### TFRecord Generation
This is the last stage for combining image annotations and image into two seperate records (train/test) split that will be ready to be uploaded into GCloud for processing. Image augmentation, preprocessing should be done prior to using functions on this script.


In [None]:
## Global Variables
processed_annotations = []~
train_dataset = []
test_dataset  = []

In [None]:
import random

def LoadAndSplitDataset(annotation_file):
    # Flush Global Vars
    global processed_annotations
    global train_dataset
    global test_dataset
    # Open File
    annotation_data = open(annotation_file, "r")
    # Load Combined Data Annotations
    for line in annotation_data:
        filename, class_idx, x_min_norm, y_min_norm, x_max_norm, y_max_norm = line.rstrip().split(" ")
        processed_annotations.append((filename, int(class_idx), float(x_min_norm), float(y_min_norm), float(x_max_norm), float(y_max_norm)))
        
    annotation_data.close()
    
    # Shuffle and Split
    random.shuffle(processed_annotations)

    train_test_split = int(0.70 * len(processed_annotations))
    train_dataset = processed_annotations[:train_test_split]
    test_dataset  = processed_annotations[train_test_split:]

    # Sanity Check
    print("Training Data Size  : {}\nTesting Data Size   : {}".format(len(train_dataset), len(test_dataset)))
    print("Sanity Check Status : {}".format(len(train_dataset) + len(test_dataset) == len(processed_annotations)))

In [None]:
LoadAndSplitDataset("/Users/Work/Documents/Conversion/data/augfin.txt")

In [None]:
# Copyright 2017 The TensorFlow Authors.
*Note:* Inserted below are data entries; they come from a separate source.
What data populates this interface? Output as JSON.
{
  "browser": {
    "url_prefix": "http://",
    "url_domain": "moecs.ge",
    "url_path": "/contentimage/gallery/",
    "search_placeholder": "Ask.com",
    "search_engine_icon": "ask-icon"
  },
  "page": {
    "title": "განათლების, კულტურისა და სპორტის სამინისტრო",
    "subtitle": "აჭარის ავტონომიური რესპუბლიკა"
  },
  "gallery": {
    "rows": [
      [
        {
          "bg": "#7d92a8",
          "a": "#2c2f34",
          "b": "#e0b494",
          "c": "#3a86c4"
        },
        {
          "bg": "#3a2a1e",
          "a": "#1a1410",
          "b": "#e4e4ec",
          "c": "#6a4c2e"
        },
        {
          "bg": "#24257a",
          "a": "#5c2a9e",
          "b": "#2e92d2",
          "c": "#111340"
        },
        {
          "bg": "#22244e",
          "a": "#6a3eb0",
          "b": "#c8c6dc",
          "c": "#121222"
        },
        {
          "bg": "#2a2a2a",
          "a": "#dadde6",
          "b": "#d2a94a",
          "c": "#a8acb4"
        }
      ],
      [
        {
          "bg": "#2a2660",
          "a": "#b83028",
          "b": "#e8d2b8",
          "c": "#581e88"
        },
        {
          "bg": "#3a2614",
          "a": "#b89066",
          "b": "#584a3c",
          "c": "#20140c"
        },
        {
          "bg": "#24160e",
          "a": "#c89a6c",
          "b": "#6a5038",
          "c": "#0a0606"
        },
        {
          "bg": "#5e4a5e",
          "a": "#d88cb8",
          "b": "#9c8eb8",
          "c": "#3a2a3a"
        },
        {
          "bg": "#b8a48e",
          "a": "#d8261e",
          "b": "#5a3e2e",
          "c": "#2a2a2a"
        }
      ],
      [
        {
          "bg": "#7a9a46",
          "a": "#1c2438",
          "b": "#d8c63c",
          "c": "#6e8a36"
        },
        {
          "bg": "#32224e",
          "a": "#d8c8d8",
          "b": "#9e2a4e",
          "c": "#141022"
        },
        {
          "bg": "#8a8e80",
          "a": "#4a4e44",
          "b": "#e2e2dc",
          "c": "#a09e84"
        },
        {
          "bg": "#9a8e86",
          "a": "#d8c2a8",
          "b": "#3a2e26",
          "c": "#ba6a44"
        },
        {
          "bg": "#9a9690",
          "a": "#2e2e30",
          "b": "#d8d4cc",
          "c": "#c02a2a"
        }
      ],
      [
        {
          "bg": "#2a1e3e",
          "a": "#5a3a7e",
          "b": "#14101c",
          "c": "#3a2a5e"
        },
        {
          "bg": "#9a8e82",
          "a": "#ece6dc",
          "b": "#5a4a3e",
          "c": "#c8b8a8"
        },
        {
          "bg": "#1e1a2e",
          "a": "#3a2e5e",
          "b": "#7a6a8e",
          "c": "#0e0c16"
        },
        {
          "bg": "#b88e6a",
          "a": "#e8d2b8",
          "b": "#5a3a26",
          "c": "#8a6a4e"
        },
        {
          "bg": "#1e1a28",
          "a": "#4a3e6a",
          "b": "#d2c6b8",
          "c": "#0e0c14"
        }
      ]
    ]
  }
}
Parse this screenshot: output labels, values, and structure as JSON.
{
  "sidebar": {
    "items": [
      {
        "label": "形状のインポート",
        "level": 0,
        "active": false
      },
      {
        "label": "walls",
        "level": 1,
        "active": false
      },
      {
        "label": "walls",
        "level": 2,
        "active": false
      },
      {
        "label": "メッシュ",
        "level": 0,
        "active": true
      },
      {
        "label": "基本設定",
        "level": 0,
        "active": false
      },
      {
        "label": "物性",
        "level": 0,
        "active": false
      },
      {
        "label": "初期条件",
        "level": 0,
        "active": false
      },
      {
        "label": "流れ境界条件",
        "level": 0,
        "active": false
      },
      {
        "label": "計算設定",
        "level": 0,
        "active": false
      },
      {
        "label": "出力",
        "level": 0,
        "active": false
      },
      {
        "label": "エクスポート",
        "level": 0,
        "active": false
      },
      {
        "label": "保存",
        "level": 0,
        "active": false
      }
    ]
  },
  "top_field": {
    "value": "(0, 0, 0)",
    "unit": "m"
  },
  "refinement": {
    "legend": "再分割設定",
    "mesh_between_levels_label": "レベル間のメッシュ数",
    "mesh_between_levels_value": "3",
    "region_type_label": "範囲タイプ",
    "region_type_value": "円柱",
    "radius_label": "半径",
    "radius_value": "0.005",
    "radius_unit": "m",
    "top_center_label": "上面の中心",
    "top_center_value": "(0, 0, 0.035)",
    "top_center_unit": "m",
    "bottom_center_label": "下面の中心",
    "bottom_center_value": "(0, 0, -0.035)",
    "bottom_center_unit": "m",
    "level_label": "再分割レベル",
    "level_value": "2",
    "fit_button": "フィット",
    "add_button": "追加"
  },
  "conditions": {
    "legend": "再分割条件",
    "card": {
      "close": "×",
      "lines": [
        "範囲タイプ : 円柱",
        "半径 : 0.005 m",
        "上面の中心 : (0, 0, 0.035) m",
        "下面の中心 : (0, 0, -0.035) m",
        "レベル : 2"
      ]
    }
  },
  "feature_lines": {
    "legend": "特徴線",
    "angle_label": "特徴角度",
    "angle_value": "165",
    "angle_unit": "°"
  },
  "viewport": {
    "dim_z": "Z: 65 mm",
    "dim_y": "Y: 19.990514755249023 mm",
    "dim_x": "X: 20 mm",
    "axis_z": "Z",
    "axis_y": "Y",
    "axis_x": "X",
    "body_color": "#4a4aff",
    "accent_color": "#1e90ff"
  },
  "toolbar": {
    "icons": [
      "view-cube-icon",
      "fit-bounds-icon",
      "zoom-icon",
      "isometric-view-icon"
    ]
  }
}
All Rights Reserved.
#
# Licensed under the Apache License, Version 2.0 (the "License");
# you may not use this file except in compliance with the License.
# You may obtain a copy of the License at
#
#     http://www.apache.org/licenses/LICENSE-2.0
#
# Unless required by applicable law or agreed to in writing, software
# distributed under the License is distributed on an "AS IS" BASIS,
# WITHOUT WARRANTIES OR CONDITIONS OF ANY KIND, either express or implied.
# See the License for the specific language governing permissions and
# limitations under the License.
# ==============================================================================

"""Utility functions for creating TFRecord data sets."""



def int64_feature(value):
  return tf.train.Feature(int64_list=tf.train.Int64List(value=[value]))


def int64_list_feature(value):
  return tf.train.Feature(int64_list=tf.train.Int64List(value=value))


def bytes_feature(value):
  return tf.train.Feature(bytes_list=tf.train.BytesList(value=[value]))


def bytes_list_feature(value):
  return tf.train.Feature(bytes_list=tf.train.BytesList(value=value))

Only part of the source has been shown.